Mas tudo bem hei de dizer
Antes tarde que nunca!

Dou-me oi
Olá eu mesmo
Sou múltiplos
Ai cilada escabrosa
Sou todos
Sou tú leitor inesperado!

E tanta cultura humana aglomerada
Este zeitgeist ianque da mitologia dos direitos civis
Pondo em venda no mesmo camelô budas e cristinhos
Quanta religião ainda animando disposições sionistas
E no coreto pagão de minha pracinha
Uns doidões batucam djembes djiridus gaitas e cabaças.

E me lembro da musa amada
Musa que não sei quem é
E que são tantas em mim
Ah mulher
Ah santa safada tímida e destemida
Mulher úmida e cadente
Salsaricando sumo acredoce do perdão
Testando fertilidades em pompoarismos desencapados
Ah mulher faladora
Que quando cala faz todos tristes preocupados.

Tenho sede
Estou ao deserto
Saára nublado de minha ganância.

Tenho o ouvido direito ferido
Pelo sônico furor de minha folia
E talvez a intuição demasiado relegada
Busco novamente o instante presente
E sou mil borboletas brotando dos casulos
Sou cipó etéreo verde esgazeando vitalidade em odes rebuscadas
O azul claro cintilante das boas lembranças
O calor duma fogueira ímpia clamando sacrifício de virgens
Amor solar
Escondido sob a fina camada da superfície
Ascese honesta e foragida
Sou um cão saído do mar sacudindo todas as juntas pra me secar.

A Treva

Invisível e palpável
Treze juntas vinteum dedos
Vintedois quem sabe contando com a dorsal dois patinhos na lagoa.

O que chamamos cópulo
Duas aves numa mesma
E mundamente às vezes inté mais
Orgias apocalípticas à mansão de Hugh Heffner
Salafrários bancários e outras bancas opacas
Esqueço-me de tudo ruim
Abençoado desapego
Que desagrega o preconceito
Que desdenha a morte e o número
Que quer ver em tudo senão inédita impetuosidade
Que quer entoar o cântico dos mestres de si
Os melancólicos criadores que inventam úteros guerreiros em suas entranhas
Pobres simples humildes universais às margens da discórdia da imprensa e da pólvora.
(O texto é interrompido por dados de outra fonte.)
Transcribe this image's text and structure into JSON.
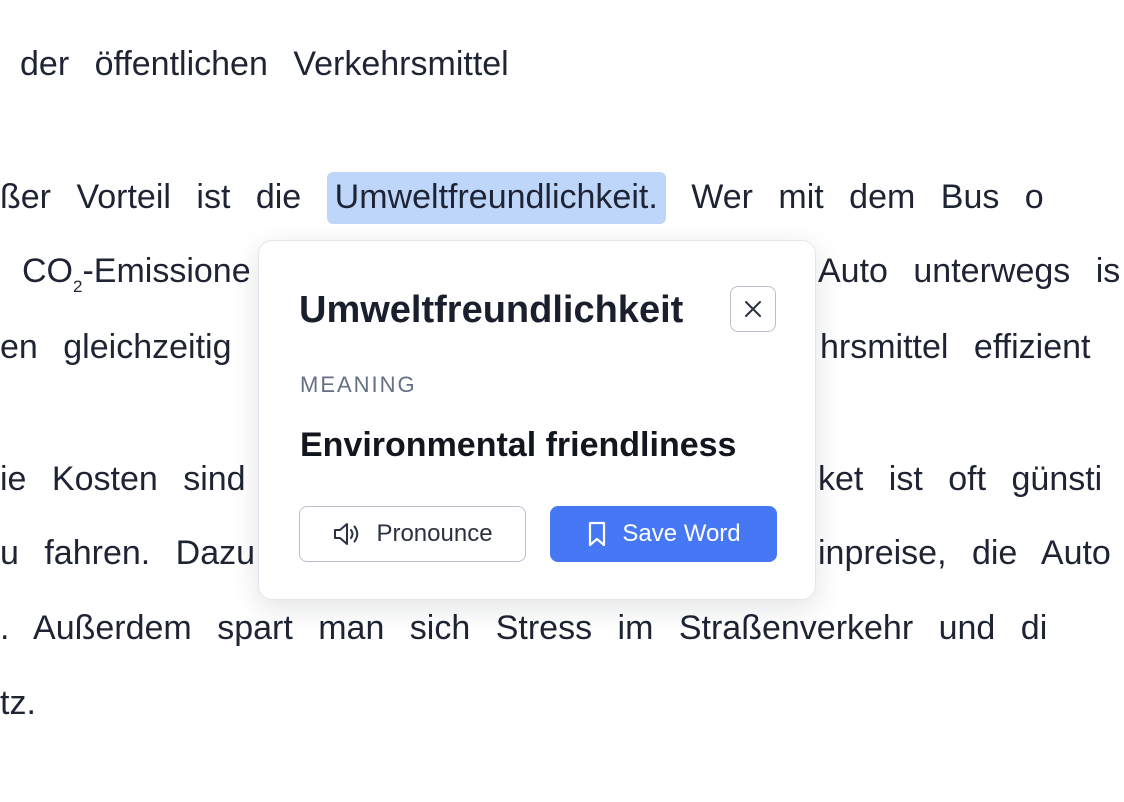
{
  "reading": {
    "line1": "der öffentlichen Verkehrsmittel",
    "line2_before": "ßer Vorteil ist die",
    "line2_highlight": "Umweltfreundlichkeit.",
    "line2_after": "Wer mit dem Bus o",
    "line3_before": "CO",
    "line3_sub": "2",
    "line3_mid": "-Emissione",
    "line3_after": "Auto unterwegs is",
    "line4_left": "en gleichzeitig",
    "line4_right": "hrsmittel effizient",
    "line5_left": "ie Kosten sind",
    "line5_right": "ket ist oft günsti",
    "line6_left": "u fahren. Dazu",
    "line6_right": "inpreise, die Auto",
    "line7": ". Außerdem spart man sich Stress im Straßenverkehr und di",
    "line8": "tz."
  },
  "popup": {
    "word": "Umweltfreundlichkeit",
    "meaning_label": "MEANING",
    "meaning": "Environmental friendliness",
    "pronounce_label": "Pronounce",
    "save_label": "Save Word",
    "close_icon": "close-icon",
    "speaker_icon": "speaker-icon",
    "bookmark_icon": "bookmark-icon"
  },
  "colors": {
    "highlight": "#bfd6fb",
    "primary": "#4678f5",
    "text": "#1e2433",
    "muted": "#667085"
  }
}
E o infinito todo é um único objeto
Sonho privado e alheio um único objeto
Vida privada e alheia um único objeto
Numa mesma espiral doce fulgurante
Toda inanição e todo sentimento que há
Nos multiversos transpsicanalíticos de toda latejação molecular viva
E então o cosmos todo como algo estranhamente vivo
Cada ponto indivisível de tudo como uma papila auricular esfuzionante
Cada mínima partícula invislumbrável da existência como uma pequena audição altinossante autocontida
Um olhar em cada tudo de cada nada
A eterna liberdade do sustento de toda rede indefinível.

O coração pulsa
Exige atenção
Quer ser ouvido
Atentamente.

Máquina frágil de meus rins
Ah pérfida beleza da carne crua transpirante!
Ah incrível mormaço da nostalgia technicólor
Tons e jérris pernalongas e patolinos de nossas origens insondáveis
Geme
Mas não lamentes
Suspira lança-te mas de olhos abertos forasteiro!

Fanfarrão
Alienado
Ouvindo pipocos à esquina
Metido a ter medo de balas perdidas
Gaya arrota rúculas e agriões envenenados
E tudo mais que não se sabe dizer
E um agradecimento descartável
Grato mui grato obrigado amigos
Obrigado primos tios afilhados
Obrigado a tudo que é gente que sente gratidão
Agradeçamos
Ao inerte do núcleo do foco
Instinto de fleuma pneumático
Neutro pagão em sofisma tranquilo.

Aquilo que chamaram sentimentos
Se abre com o expandir-se das costelas
Gesto inócuo de espaçar as fronteiras da métrica.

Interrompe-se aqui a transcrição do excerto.